Saturday, August 28, 2004

Self-Referential Reinforcement Learning

Lately I've been researching new reinforcement learning methods. Genetic algorithms have worked well so far, but I thought it might be good to see what else is out there.

I came across the website of Juergen Schmidhuber, a researcher at the IDSIA lab in Switzerland (www.idsia.ch). A lot of his work deals with "self-referential" learning systems. Instead of having a single hard-coded learning algorithm for some agent, you start with some initial learning "germ" that is able to modify any part of the agent's policy, including the learning system itself. This allows an agent to learn better strategies, to learn better learning strategies, to learn how to learn better learning strategies... An important feature of such a system is that there must be a closed loop somewhere (something like Hofstadter's "strange loops" he describes in Goedel, Escher, Bach). You can't simply have a meta-learning algorithm that only modifies the level below it; it must be totally self-referential to be able to change all parts of its learning strategy.

Obviously there must be some hard-coded aspects of the system. For example, if reinforcement is provided from the agent's environment, the agent shouldn't learn to misinterpret what's good and what's bad reinforcement; the agent should continually try to improve itself to meet a fixed goal.

My main concern is the problem of getting stuck in local optima. GAs can search through different chunks of the solution space in parallel, but this new method might not allow that. How do humans search through a solution space? We don't have multiple bodies that can try a ton of possible solutions in parallel, though something like this probably occurs in our minds. We create lots of hypotheses and test them against our mental model of the world, then test the best hypothesis against the real world. Predicting outcomes and measuring the actual outcomes against our predictions probably comes into play somewhere.

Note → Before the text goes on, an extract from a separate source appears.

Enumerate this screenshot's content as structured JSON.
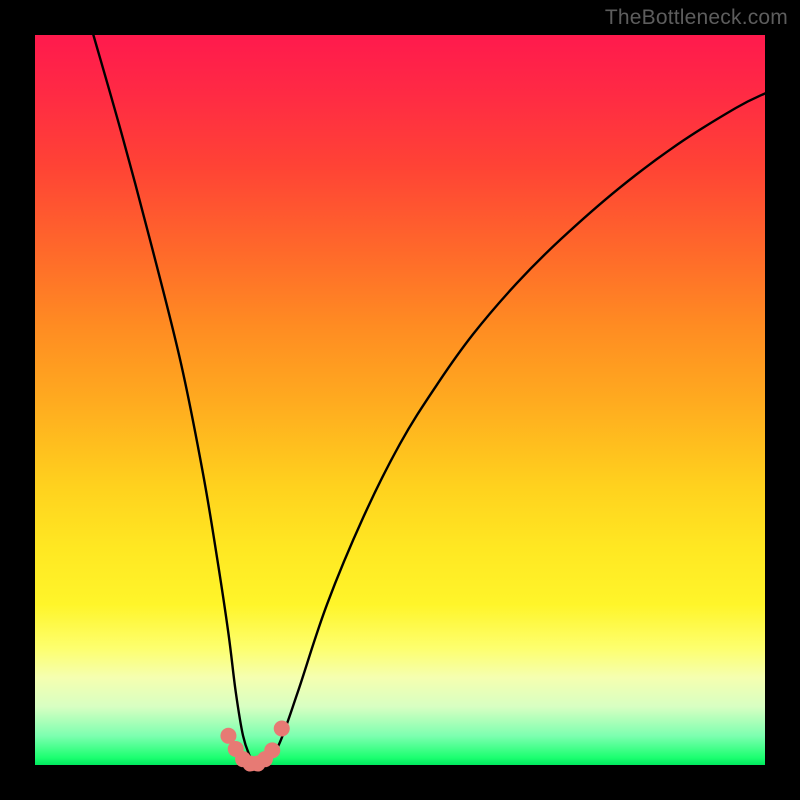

I've implemented two such self-referential learning systems so far, both modifying a character's neural net. One is sort of a dynamic programming approach, the other is totally neural net-based. The first didn't work so well, probably because it had to learn a sequential program to adjust a parallel architecture (the character's neural net). The second is a regular neural net with special output nodes that can address, read, and modify any parameter in the net. I'm still experimenting with this. One problem I'm having is that the network usually reaches a stable attractor and just stops changing: no character movement and no changes due to learning. I might add some probabilistic features to keep this from happening. For example, maybe there should always be a non-zero probability that the learning system can modify things at any time.

Monday, August 09, 2004

Connectionism...

I've been reading some articles on Wikipedia about language and philosophies of the mind. Here are some links:

http://en.wikipedia.org/wiki/Sapir-Whorf_Hypothesis
http://en.wikipedia.org/wiki/Loglan
http://en.wikipedia.org/wiki/Connectionism

I haven't thought about it much before, but I think I subscribe to the connectionist philosophy. I may be a little biased, though, having studied artificial neural networks a lot recently.

The following quote from the connectionism article describes one of the main differences between connectionism and computationalism:

“Connectionists engage in "low level" modelling, trying to ensure that their models resemble the anatomy of the human brain, whereas computationalists construct "high level" models that do not resemble neurological structure at all...”

I hope to develop a connectionist system with Verve using only biologically-plausible components; however, this might not be the most practical approach. At first I might have to use some "high level models" that the neural architecture can learn to use, making the system part connectionist and part computationalist. The end goal would be to use only a neural architecture to control all behaviors at various levels of complexity.